More policy support urged for foreign trade growth
China's foreign trade grew at a much slower pace than expected in May amid multiple headwinds, such as intensifying geopolitical tensions and a sagging world economy, which subdued global demand, prompting experts to call for greater policy support to stabilize the country's export growth.
As the global economic outlook is forecast to remain gloomy and external demand is expected to weaken, China's foreign trade will face some pressure. Stronger government support should be provided on an ongoing basis to help address concerns of businesses and sustain stable growth, experts said on Wednesday.
In May, China's foreign trade expanded 0.5 percent to 3.45 trillion yuan ($485 billion). Exports witnessed a 0.8 year-on-year decrease to 1.95 trillion yuan while import climbed 2.3 percent to 1.5 trillion yuan, according to data from the General Administration of Customs.
Zhou Maohua, an analyst at China Everbright Bank, said the country's exports logged a modest drop in May, partly due to a relatively high base figure recorded in the same period last year. Also, as domestic exporters fulfilled a backlog of orders in the past few months that had been disrupted by the pandemic, inadequate market demand caused the decline.
Weighed down by the effects of the Russia-Ukraine conflict, a stubbornly high inflation and tighter monetary policy, the world economy and global trade have been in the doldrums. Shrinking external demand will be a major drag on China's foreign trade for some time, Zhou said.
The foundation for recovery of the country's foreign trade is not yet fully established. Further supportive policies should be provided to help tackle various challenges and ensure stable growth, he added.
Xu Hongcai, deputy director of the China Association of Policy Science's economic policy committee, said that diversification of international markets must be better leveraged to cushion dampening demand from countries such as the United States and Japan.
Between January and May, China's total imports and exports grew 4.7 percent year-on-year to 16.77 trillion yuan, with the Association of Southeast Asian Nations remaining the country's largest trading partner, according to the administration.
China's trade with ASEAN member states amounted to 2.59 trillion yuan, up 9.9 percent year-on-year, while the nation's trade with countries and regions involved in the Belt and Road Initiative expanded 13.2 percent year-on-year to 5.78 trillion yuan, data from the administration showed.
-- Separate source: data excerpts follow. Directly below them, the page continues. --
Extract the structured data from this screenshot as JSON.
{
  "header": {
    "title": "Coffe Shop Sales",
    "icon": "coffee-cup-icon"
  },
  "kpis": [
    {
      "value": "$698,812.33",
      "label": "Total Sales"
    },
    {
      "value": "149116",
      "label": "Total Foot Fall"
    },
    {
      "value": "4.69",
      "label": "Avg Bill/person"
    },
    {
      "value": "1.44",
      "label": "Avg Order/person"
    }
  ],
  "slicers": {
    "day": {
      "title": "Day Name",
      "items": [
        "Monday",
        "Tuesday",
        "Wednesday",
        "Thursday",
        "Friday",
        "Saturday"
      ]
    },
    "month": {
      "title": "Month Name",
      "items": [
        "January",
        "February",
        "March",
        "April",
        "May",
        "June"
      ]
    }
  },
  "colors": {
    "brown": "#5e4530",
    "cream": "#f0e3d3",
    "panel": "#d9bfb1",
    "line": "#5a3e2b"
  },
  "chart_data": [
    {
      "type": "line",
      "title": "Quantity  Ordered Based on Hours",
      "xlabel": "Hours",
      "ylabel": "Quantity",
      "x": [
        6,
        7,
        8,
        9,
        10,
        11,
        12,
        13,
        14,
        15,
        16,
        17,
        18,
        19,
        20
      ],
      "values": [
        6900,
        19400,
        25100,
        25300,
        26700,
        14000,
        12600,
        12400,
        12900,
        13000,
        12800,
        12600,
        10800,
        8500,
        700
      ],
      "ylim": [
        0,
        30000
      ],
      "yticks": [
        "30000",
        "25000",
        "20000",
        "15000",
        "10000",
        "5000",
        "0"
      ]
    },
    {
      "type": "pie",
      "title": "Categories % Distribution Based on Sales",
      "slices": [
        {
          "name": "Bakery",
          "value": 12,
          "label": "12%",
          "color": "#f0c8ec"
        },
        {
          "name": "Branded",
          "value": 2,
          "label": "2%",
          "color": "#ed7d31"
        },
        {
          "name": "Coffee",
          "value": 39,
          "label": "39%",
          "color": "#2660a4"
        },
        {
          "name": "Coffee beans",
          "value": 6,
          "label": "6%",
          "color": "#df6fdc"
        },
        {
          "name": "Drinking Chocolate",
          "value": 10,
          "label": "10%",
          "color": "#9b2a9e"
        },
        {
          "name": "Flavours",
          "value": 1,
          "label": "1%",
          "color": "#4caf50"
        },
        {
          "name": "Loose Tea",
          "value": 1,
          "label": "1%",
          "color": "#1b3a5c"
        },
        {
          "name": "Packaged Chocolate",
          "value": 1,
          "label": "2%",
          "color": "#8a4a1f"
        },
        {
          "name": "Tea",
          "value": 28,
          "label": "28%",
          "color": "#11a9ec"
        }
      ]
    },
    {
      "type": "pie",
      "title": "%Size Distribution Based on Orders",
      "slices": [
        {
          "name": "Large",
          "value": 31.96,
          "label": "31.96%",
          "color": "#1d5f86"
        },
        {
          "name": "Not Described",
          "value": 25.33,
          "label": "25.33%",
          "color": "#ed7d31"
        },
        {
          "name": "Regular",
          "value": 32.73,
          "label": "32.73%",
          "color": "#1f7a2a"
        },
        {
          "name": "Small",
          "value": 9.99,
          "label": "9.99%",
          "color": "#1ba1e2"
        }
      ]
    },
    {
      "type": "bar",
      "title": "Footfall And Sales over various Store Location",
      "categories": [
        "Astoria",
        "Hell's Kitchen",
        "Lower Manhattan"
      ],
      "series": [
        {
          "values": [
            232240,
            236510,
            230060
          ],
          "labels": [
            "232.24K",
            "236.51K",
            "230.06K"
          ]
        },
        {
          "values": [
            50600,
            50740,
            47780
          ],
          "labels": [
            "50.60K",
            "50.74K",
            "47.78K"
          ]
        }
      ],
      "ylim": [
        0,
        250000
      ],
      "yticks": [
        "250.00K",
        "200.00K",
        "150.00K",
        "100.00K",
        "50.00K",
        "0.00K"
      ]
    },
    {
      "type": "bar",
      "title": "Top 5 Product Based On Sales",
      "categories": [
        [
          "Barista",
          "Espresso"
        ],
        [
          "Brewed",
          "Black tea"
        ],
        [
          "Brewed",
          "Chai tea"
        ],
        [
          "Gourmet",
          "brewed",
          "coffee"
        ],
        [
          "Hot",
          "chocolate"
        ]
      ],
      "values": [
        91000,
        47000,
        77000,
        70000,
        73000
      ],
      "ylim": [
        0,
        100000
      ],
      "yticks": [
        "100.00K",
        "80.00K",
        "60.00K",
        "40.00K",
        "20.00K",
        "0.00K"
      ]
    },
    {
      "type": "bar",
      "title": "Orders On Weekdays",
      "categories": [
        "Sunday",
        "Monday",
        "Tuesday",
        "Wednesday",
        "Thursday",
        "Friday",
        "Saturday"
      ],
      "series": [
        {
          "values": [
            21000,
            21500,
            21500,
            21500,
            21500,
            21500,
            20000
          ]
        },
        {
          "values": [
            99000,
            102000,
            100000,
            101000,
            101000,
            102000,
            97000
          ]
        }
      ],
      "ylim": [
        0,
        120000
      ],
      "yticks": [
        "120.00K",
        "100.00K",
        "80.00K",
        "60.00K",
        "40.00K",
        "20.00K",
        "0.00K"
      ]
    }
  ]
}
Countries and regions involved in the BRI and ASEAN member states are becoming new growth engines of China's foreign trade. Further steps should be employed to tap into their trade potential, Xu said, adding that the Regional Comprehensive Economic Partnership, which has been fully enforced for all its 15 members, should be better harnessed to expand the market in Southeast Asia with preferential tax rates.
Zhou from China's Everbright Bank said the exports from high-end manufacturing industries, as highlighted by automobile exports, should play a bigger role in facilitating the stable growth of China's foreign trade.
Between January and May, China's mechanical and electrical product exports grew 9.5 percent year-on-year to 5.57 trillion yuan. In particular, automobile exports amounted to 266.78 billion yuan, up 124.1 percent year-on-year, data from the administration showed.
Domestic manufacturers should stay abreast of shifting demand in the global market and invest more in innovation and production capacity, in order to provide global buyers with higher value-added products and secure more orders, Zhou said.
Zhang Jianping, head of the Center for Regional Economic Cooperation at the Chinese Academy of International Trade and Economic Cooperation, said that policies to enable greater foreign trade facilitation should be improved to lower the overall costs of businesses and enhance their competitiveness.
Better inclusive financing services should be provided and deeper tax and fee cuts introduced to lighten the burden on foreign trade enterprises. The coverage of export credit insurance should also be expanded. Industry associations and chambers of commerce should play a key role in helping firms secure more orders, he added.